Dunnville is a community near the mouth of Grand River in Haldimand County, and is only a few kilometers from Lake Erie. Dunnville was one of the early thriving centers of Upper Canada and Ontario. Following the American Revolution, a six-mile strip of land on both sides of the Grand River from its mouth to its sources was opened up to settlement by displaced members of the Six Nations Confederacy. The land was granted to the Iroquois tribes by the British to compensate the Confederacy for land lost in the United States during the revolution.
The British originally intended the land to remain in the hands of the Indians, but Mohawk Chief Joseph Brant wanted to open it up to settlement in order to create a source of revenue. Brant persuaded the Six Nations to surrender large blocks of land. Many of the early European arrivals were United Empire Loyalists.

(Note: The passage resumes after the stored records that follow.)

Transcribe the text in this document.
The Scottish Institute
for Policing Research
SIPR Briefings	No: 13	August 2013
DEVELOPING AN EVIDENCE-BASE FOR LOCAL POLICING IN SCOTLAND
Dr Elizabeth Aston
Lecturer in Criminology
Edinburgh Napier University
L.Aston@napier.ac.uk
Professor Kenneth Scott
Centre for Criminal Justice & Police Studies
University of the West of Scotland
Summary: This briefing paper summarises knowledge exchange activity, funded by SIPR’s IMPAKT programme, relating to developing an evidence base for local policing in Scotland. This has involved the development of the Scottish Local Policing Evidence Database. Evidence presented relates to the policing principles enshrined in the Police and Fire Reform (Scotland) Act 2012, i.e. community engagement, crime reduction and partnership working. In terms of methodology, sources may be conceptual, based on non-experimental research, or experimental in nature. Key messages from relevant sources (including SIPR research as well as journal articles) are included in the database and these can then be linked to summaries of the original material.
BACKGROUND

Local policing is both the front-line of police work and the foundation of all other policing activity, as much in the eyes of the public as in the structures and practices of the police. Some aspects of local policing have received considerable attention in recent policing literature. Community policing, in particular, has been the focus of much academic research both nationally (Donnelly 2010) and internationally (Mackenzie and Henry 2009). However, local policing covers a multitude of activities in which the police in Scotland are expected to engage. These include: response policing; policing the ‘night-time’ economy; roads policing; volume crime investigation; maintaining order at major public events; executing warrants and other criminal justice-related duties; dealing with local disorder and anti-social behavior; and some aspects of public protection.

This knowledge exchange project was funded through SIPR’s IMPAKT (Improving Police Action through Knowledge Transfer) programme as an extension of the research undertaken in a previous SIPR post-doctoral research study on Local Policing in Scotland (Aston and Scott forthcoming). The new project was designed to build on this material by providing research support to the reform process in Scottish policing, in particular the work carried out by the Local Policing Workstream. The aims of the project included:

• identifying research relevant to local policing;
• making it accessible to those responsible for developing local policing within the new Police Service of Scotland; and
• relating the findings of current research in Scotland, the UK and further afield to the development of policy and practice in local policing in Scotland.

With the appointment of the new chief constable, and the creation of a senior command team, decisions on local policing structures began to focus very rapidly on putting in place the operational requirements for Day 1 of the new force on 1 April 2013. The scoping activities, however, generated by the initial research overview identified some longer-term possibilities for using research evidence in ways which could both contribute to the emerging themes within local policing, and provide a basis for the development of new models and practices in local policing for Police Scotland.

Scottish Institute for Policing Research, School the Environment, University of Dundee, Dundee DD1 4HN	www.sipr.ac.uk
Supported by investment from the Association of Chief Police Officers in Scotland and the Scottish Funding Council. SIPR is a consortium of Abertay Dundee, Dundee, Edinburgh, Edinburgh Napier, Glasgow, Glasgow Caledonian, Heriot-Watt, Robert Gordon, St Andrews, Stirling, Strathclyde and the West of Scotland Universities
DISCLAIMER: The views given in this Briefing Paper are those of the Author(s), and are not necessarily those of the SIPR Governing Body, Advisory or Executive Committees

By 1825, twenty-five people lived around Dunnville with a grist mill, a saw mill, and a distillery owned by Squire Anthony who was perhaps the first settler in the area. William Hamilton Merritt is called the Father of Canadian Transportation. With his vision and energy, the Feeder Canal connected Dunnville to the rest of the Welland Canal which flowed from Port Dalhousie on Lake Ontario to Welland. Large amounts of timber were shipped by scows from the Grand River to Buffalo and other markets for use as fuel for the new and growing railroads. The initial Dunnville Dam was finished in 1829, in time for the opening of the Welland Canal in November of that year. The project brought laborers to the area, creating a need for farm produce and housing. The damming of the river provided a reliable source of power which supported mills and businesses including a tannery and a cloth factory. Dunnville was also served by the Buffalo, Brantford and Goderich Railway and was an important port which warranted its own government customs office.
By 1907, Dunnville had four large textile mills. Textiles continued to fuel the town’s development for many years.